その上で、法律が定める業種規制をどのように読み解くか。まず、ミャンマーに進出するために知っておくべき業種規制の大枠を示そう。最低限度、この枠組み(3分類)だけでは押さえておく必要がある(外国投資法施行規則4条・5条)。
(1)「禁止・制限される事業」
→MIC通達:21種類の禁止・制限事業
(2)「ミャンマー国民との合弁によってのみ認められる事業」
→MIC通達:42種類の合弁によってのみ認められる事業
(3)「特定の条件においてのみ認められる事業」
→MIC通達:115種類の所管省庁の意見書、連邦政府の承認が必要な事業
→MIC通達:27種類の特定の条件付きで認められる事業
→MIC通達:34種類の環境アセスメントが条件となる事業
これが、ミャンマーにおける業種規制の大枠である3分類だ。そもそも禁止される業種、ミャンマー国民との合弁でのみ認められる業種、条件付きで事業が認められる業種という3分類だ。自身がミャンマーで行う事業の種類(業種)が、この分類のどれに該当するのかを、まず精査する必要がある。
(1)の「禁止・制限される事業」の対象は21事業。
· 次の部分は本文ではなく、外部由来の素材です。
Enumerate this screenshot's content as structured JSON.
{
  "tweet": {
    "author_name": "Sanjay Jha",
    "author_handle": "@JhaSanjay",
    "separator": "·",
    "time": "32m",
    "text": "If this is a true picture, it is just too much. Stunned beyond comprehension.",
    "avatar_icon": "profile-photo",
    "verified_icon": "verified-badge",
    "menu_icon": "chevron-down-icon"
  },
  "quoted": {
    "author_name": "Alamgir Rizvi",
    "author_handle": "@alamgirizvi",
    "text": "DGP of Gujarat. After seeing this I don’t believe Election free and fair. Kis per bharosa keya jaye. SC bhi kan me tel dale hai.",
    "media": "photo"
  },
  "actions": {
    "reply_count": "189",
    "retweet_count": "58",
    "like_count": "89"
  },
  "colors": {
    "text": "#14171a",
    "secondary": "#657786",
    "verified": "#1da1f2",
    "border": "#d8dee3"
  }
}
その名の通り、ここに規定されている21業種においては、外国企業はミャンマーにおいて事業を行うことができない(営業ライセンスを取得できない)。
(2)の「ミャンマー国民との合弁によってのみ認められる事業」は、42業種規定されている。
(3)の「特定の条件においてのみ認められる事業」は、一定の条件が付くが、外国企業による事業が認められる業種で、その中でも認可区分が更に3つの小区分に分けられており、行政各監督官庁の承認を得る条件の事業、個別に特定の条件が付く事業、環境関係のアセスメントを添付することが条件の事業といる分類だ。
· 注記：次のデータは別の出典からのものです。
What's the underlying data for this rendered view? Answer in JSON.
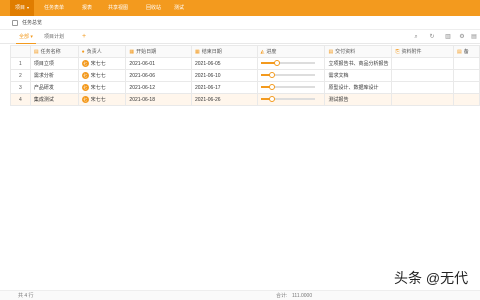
{
  "topbar": {
    "menus": [
      "项目",
      "任务表单",
      "报表",
      "共享视图",
      "回收站",
      "测试"
    ]
  },
  "page": {
    "title": "任务总览"
  },
  "tabs": [
    {
      "label": "全部"
    },
    {
      "label": "项目计划"
    }
  ],
  "table": {
    "headers": [
      "任务名称",
      "负责人",
      "开始日期",
      "结束日期",
      "进度",
      "交付资料",
      "资料附件",
      "备"
    ],
    "rows": [
      {
        "num": "1",
        "task": "项目立项",
        "avatar": "七",
        "owner": "宋七七",
        "start": "2021-06-01",
        "end": "2021-06-05",
        "progress": 0.3,
        "deliverable": "立项报告书、商品分析报告"
      },
      {
        "num": "2",
        "task": "需求分析",
        "avatar": "七",
        "owner": "宋七七",
        "start": "2021-06-06",
        "end": "2021-06-10",
        "progress": 0.22,
        "deliverable": "需求文档"
      },
      {
        "num": "3",
        "task": "产品研发",
        "avatar": "七",
        "owner": "宋七七",
        "start": "2021-06-12",
        "end": "2021-06-17",
        "progress": 0.22,
        "deliverable": "原型设计、数据库设计"
      },
      {
        "num": "4",
        "task": "集成测试",
        "avatar": "七",
        "owner": "宋七七",
        "start": "2021-06-18",
        "end": "2021-06-26",
        "progress": 0.22,
        "deliverable": "测试报告"
      }
    ]
  },
  "statusbar": {
    "count": "共 4 行",
    "sum_label": "合计:",
    "sum_value": "111.0000"
  },
  "watermark": "头条 @无代"
}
例えば、進出相談件数の多い、不動産業。住宅やコンドミニアムの建設、販売、賃貸などは、「ミャンマー国民との合弁によってのみ認められる事業」の42事業の中に規定されており、外資100%での参入はできない。現地パートナーとの合弁事業の形態をとる必要があるのだ。その他、ホテルについては、3つ星以上のホテルのみ外資100%が認められ、それ以外のホテルについては、ミャンマー企業との合弁でのみ参入を認めるとの規定がある。同規定は、「特定の条件においてのみ認められる事業」の内、27種類の特定の条件付きで認められる事業の内の1つだ。